Non sembra facile orientarsi nel tortuoso percorso di questo regista poiché, per sua stessa volontà, la dicotomia tra persona e personaggio pare, praticamente, annullarsi. I suoi film fungono da propri, personali specchi ed ecco che gli umori e le depressioni diventano materia di racconto e di immagine. Melancholia riflette, stavolta, il suo sentimento apocalittico, la sua visione di un mondo e, soprattutto, di un’umanità che esplode. Il pianeta che si avvicina, gigantesco e inesorabile, è il mondo del malessere. Attraversato dalle perturbazioni dell’animo, esso entra in rotta di collisione con noi, ovvero con la nostra natura fallace e, proprio, per questo insalvabile. Le due sorelle, Justine e Claire, sembrano conciliare gli opposti della resa e della forza. Se la prima, incline ad un malinconico abbandono tenta, seppur blandamente, di contrastare la fine concedendosi alla “normalità” del rituale matrimoniale, la seconda, aggrappata alla vita con rabbiosa volontà, non vuole rassegnarsi ad un epilogo ormai prossimo.

La fine del mondo, intesa come vero e proprio incenerimento dell’essere, non è altro che l’ineluttabilità di quel destino che, fatalisti e non, ci segna dalle origini ed è qui, nell’indagare la disperazione profonda dell’uomo, che dovrebbe concentrarsi la disforia di von Trier. E’ il buio della depressione che si converte in luce dell’arte o è, ancora una volta, un “semplice” desiderio di protagonismo? Il cinema del regista di Copenaghen è costantemente attraversato dal dubbio che esso sia fondato su un’autentica, per quanto non universalmente condivisibile, azione disturbante della settima arte oppure si trasformi ogni volta, attraverso storie e immagini diverse, in un ennesimo sberleffo nei confronti di chi guarda.
Lars von Trier  sa, forse, interpretare meglio (e, ammettiamolo, più furbescamente) di ogni altro il cinema nella sua accezione di mera “finzione”. La possibilità di creare un mondo dove tutto è possibile e dove, nietzscheanamente, al di là del bene e le male si può parlare di diperazione e di depressione, di handicap e di religione… Ma è proprio tale “finzione” a costituirne il limite, a rendere fin troppo evidente il confine tra la sincerità e l’artificio.
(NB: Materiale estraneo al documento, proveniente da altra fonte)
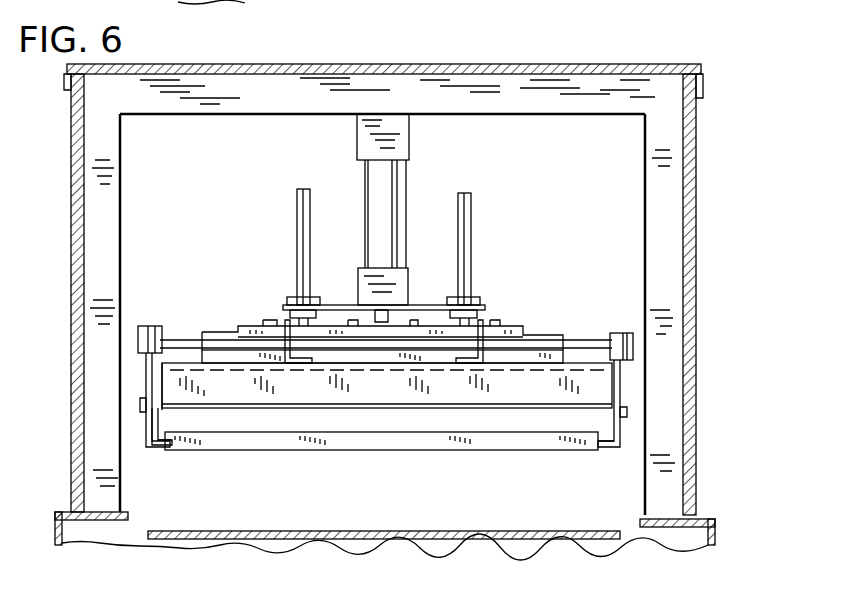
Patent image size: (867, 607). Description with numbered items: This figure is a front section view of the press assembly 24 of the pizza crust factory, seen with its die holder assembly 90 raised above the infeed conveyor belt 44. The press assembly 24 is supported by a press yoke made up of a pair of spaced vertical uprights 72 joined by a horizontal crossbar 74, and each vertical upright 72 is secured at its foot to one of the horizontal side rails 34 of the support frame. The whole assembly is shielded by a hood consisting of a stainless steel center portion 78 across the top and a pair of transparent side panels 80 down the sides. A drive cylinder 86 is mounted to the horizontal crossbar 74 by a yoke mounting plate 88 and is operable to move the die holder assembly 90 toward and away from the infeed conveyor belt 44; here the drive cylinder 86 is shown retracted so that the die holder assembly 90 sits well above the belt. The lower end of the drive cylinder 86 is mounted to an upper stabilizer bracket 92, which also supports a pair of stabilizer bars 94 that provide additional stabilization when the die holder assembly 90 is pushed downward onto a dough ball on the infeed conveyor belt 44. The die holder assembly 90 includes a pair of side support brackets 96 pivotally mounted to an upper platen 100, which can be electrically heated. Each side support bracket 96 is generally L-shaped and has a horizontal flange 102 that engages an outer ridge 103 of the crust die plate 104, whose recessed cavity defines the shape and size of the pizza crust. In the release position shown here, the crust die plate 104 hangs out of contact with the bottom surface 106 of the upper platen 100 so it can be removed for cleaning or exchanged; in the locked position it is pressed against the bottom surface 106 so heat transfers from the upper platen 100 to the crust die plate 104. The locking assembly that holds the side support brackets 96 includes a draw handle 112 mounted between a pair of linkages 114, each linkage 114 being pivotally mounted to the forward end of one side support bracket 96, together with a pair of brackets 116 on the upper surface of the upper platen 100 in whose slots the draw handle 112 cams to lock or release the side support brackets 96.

The press assembly 24 is at (394, 267).
The horizontal side rail 34 is at (65, 513).
The infeed conveyor belt 44 is at (368, 532).
The vertical upright 72 is at (387, 307).
The horizontal crossbar 74 is at (266, 100).
The center portion 78 is at (428, 64).
The transparent side panel 80 is at (72, 192).
The drive cylinder 86 is at (405, 200).
The yoke mounting plate 88 is at (410, 122).
The die holder assembly 90 is at (328, 379).
The upper stabilizer bracket 92 is at (347, 295).
The stabilizer bar 94 is at (297, 225).
The side support bracket 96 is at (152, 430).
The upper platen 100 is at (319, 343).
The horizontal flange 102 is at (162, 442).
The outer ridge 103 is at (167, 433).
The crust die plate 104 is at (487, 437).
The bottom surface 106 is at (290, 408).
The draw handle 112 is at (178, 338).
The linkage 114 is at (150, 372).
The bracket 116 is at (287, 320).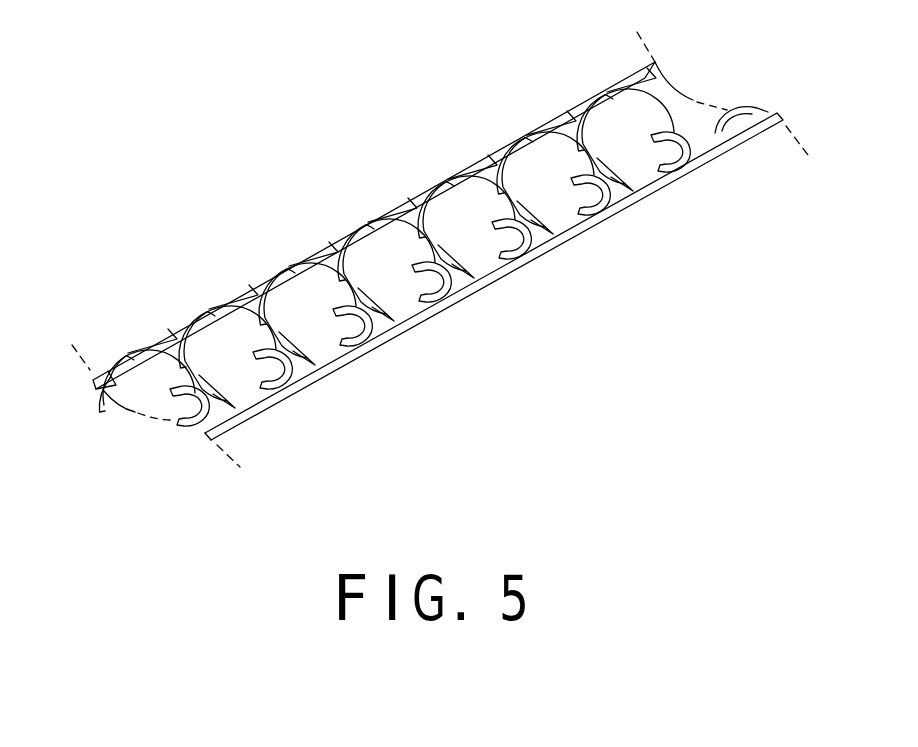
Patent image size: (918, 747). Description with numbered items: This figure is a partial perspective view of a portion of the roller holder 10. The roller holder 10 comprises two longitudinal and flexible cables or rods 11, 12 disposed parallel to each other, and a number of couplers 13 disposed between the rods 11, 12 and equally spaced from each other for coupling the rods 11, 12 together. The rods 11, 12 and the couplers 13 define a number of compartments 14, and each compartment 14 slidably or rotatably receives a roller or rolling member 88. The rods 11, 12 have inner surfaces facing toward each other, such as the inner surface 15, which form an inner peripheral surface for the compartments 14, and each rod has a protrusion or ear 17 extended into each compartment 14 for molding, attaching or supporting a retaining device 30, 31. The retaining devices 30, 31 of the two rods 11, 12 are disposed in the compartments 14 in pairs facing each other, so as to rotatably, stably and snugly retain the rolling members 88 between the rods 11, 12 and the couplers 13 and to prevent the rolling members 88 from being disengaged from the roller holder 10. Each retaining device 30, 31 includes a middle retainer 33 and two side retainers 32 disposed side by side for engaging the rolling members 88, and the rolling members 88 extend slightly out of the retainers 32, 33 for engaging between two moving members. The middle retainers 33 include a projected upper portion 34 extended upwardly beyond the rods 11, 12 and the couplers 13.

The roller holder 10 is at (325, 182).
The rod 11 is at (643, 77).
The rod 12 is at (727, 148).
The coupler 13 is at (233, 423).
The compartment 14 is at (565, 205).
The inner surface 15 is at (170, 342).
The protrusion or ear 17 is at (437, 297).
The retaining device 30 is at (198, 318).
The retaining device 31 is at (177, 423).
The side retainer 32 is at (133, 355).
The middle retainer 33 is at (274, 276).
The projected upper portion 34 is at (502, 232).
The rolling member 88 is at (600, 125).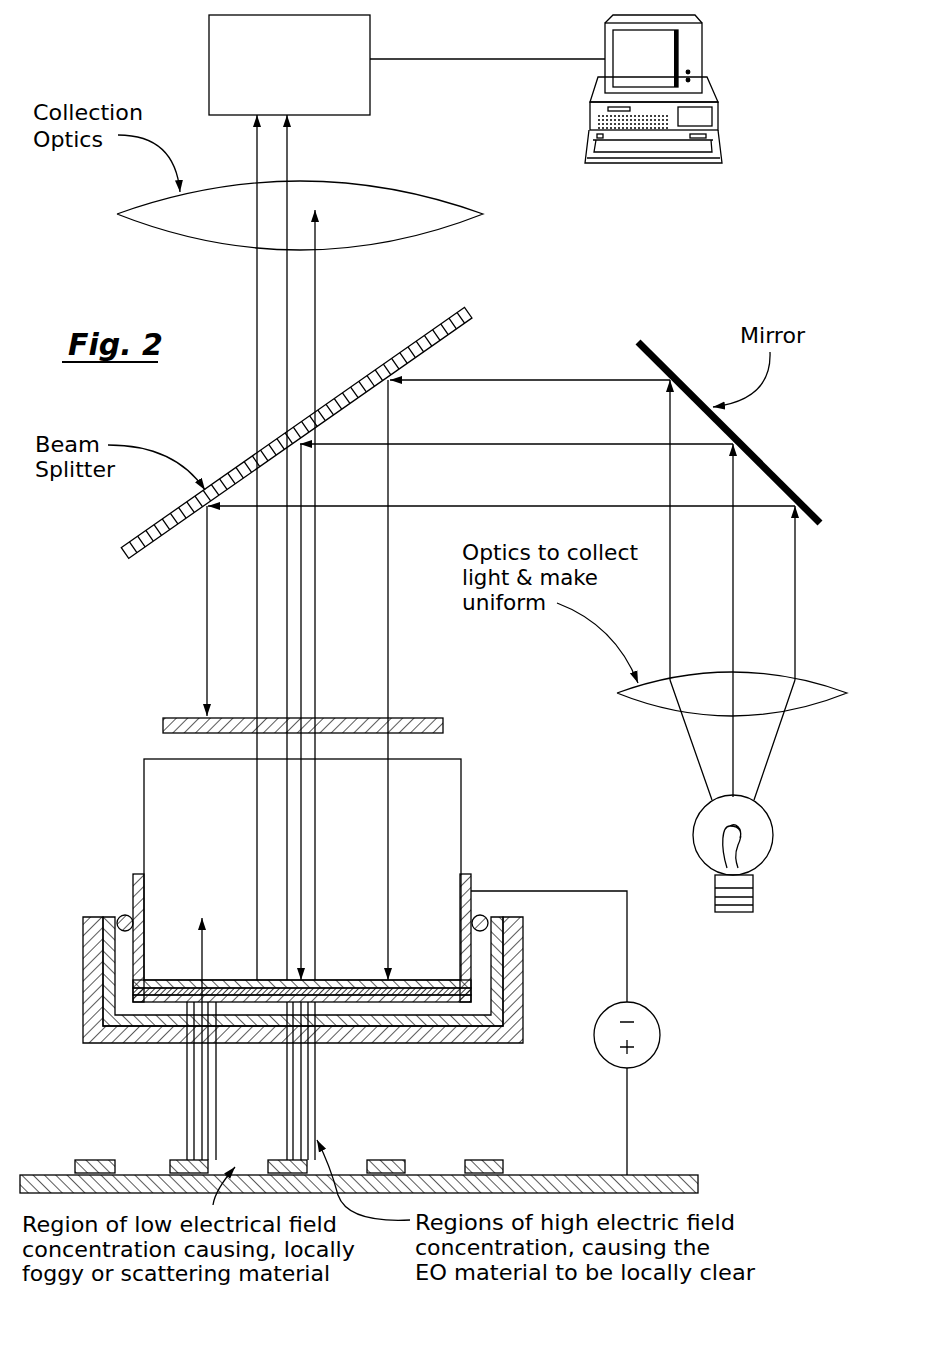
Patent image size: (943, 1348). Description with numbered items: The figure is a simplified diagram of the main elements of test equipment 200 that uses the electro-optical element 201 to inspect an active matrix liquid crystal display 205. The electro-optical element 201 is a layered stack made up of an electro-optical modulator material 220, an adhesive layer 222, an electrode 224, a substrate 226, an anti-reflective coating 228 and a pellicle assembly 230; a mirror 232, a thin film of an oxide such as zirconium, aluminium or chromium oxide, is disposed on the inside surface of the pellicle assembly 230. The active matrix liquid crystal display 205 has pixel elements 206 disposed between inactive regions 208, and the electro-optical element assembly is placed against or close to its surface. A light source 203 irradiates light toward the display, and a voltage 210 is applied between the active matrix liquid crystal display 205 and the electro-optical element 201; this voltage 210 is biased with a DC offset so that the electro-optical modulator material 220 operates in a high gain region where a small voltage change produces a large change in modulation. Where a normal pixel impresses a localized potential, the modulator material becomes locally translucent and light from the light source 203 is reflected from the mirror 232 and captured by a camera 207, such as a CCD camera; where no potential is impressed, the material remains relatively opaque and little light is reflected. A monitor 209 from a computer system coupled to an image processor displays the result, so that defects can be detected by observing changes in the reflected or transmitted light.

The test equipment 200 is at (697, 263).
The electro-optical element 201 is at (472, 800).
The light source 203 is at (773, 849).
The active matrix liquid crystal display 205 is at (695, 1163).
The pixel elements 206 is at (170, 1167).
The camera 207 is at (197, 60).
The inactive regions 208 is at (443, 1130).
The monitor 209 is at (703, 59).
The voltage 210 is at (655, 1013).
The electro-optical modulator material 220 is at (437, 1003).
The adhesive layer 222 is at (455, 990).
The electrode 224 is at (128, 878).
The substrate 226 is at (143, 787).
The anti-reflective coating 228 is at (160, 714).
The pellicle assembly 230 is at (130, 1053).
The mirror 232 is at (117, 917).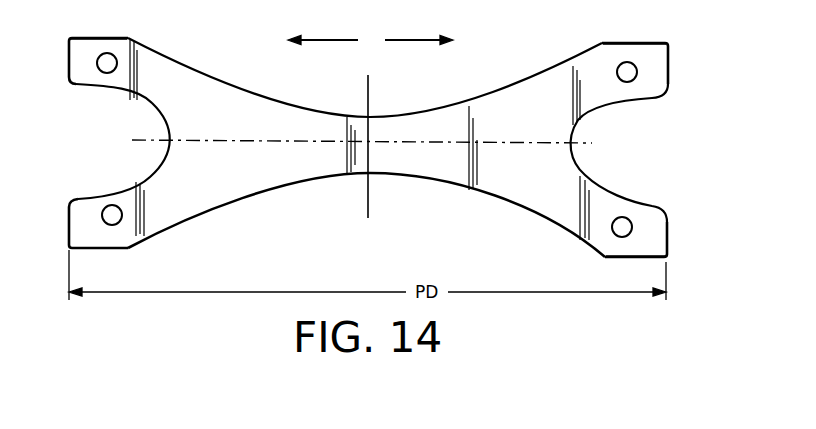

L’ouverture di Melancholia ne è il manifesto perfetto: un susseguirsi di immagini, pittoricamente iperrealiste, che raccontano la fine nell’inizio sul tema wagneriano di Tristano e Isotta.Quello che doveva essere il suo film più “romantico e gradevole” – come egli stesso ha dichiarato – rivela ben presto la mancanza di due elementi fondamentali della sincera espressione artistica: la grazia (laicamente intesa come fonte d’ispirazione) e l’umiltà. La camera a mano, che sta addosso ai protagonisti, e il suo uso ridondante creano soltanto l’illusione di quel reale, sul quale ama indugiare nel suo aspetto più nausebondo e urticante, mentre i dialoghi, talvolta feroci, tra le due sorelle sembrano sottolineare un’asprezza d’animo che qui si fa, inquietantemente, disprezzo.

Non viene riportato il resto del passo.